Mesajgönderen Anrui Isao tarih 11 Mar 2017, 22:07

Bir an, tek bir an... Gözlerimi açıp kapattığımda, o saliselik an içerisinde bütün bir karanlığın beni var oluştan alıp, yok oluşa götürmediği tek bir an aradım, uzak gözüken yakınlarımda. Kalbimi şu sıralar saran yalnızlık hissinden kurtulamayacağımı anladığım o zamandan beri, çaresizlikle ona alışmaya çalıştım. Aşk denilen zehri tattığım o andan itibaren, yaşamayı unuttum. Oysa aşk sayesinde ilk başlarda yaşamayı öğrenmemiş miydim? Kushina... Sert çehresi, keskin yüz hatları altında yatan o tertemiz kalbiyle, karanlığıma ışık olan kadın. Uzak bana şimdi, bir o kadar da yasak. Sorsan yüzümdeki ifadeye onu unuttum der sana; ama ulaşabilirsen kalbime vereceği cevap oldukça basit aslında. O unutamayacağım tek şey ve benden onu unutmamı istiyorlar.
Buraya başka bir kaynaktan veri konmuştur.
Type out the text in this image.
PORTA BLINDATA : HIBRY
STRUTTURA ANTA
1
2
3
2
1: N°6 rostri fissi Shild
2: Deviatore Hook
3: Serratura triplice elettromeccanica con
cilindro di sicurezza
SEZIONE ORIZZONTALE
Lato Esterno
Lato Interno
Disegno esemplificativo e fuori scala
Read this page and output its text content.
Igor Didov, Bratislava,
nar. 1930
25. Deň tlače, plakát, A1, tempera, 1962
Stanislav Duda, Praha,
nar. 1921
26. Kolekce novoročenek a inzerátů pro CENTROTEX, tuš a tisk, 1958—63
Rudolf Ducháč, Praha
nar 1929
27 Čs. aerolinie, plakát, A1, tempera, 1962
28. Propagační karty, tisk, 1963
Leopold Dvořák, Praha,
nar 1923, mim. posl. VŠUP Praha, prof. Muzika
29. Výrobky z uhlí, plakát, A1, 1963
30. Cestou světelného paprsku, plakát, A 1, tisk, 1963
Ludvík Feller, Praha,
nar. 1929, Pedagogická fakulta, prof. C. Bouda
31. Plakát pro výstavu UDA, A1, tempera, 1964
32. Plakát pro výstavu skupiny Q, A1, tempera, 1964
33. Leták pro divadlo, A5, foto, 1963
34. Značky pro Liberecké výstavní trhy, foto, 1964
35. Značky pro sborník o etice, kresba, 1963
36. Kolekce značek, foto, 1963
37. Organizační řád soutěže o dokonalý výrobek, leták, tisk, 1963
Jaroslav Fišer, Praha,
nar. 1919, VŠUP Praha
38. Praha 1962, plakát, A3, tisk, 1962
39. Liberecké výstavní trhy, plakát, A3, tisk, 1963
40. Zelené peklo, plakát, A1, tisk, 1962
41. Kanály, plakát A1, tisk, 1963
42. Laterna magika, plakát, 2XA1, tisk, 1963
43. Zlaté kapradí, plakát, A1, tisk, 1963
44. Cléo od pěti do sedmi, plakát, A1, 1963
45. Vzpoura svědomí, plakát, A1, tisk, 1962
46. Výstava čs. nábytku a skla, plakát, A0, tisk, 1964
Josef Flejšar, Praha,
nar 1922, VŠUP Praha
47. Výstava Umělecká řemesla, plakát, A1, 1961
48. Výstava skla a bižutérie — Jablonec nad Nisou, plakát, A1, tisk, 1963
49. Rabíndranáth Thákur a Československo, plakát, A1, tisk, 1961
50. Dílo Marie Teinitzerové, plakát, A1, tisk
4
Bazen bana böyle bir hayat sunan yaratıcıya, bunun nedenini sormak istiyorum. Daha basit bir ailede, daha basit bir hayat... Olmayan ve olmayacak bir şey için isyan etmek doğru değil, biliyorum; ama neden diye sormadan da edemiyorum, özellikle şu sıralar... Çaresizim çünkü.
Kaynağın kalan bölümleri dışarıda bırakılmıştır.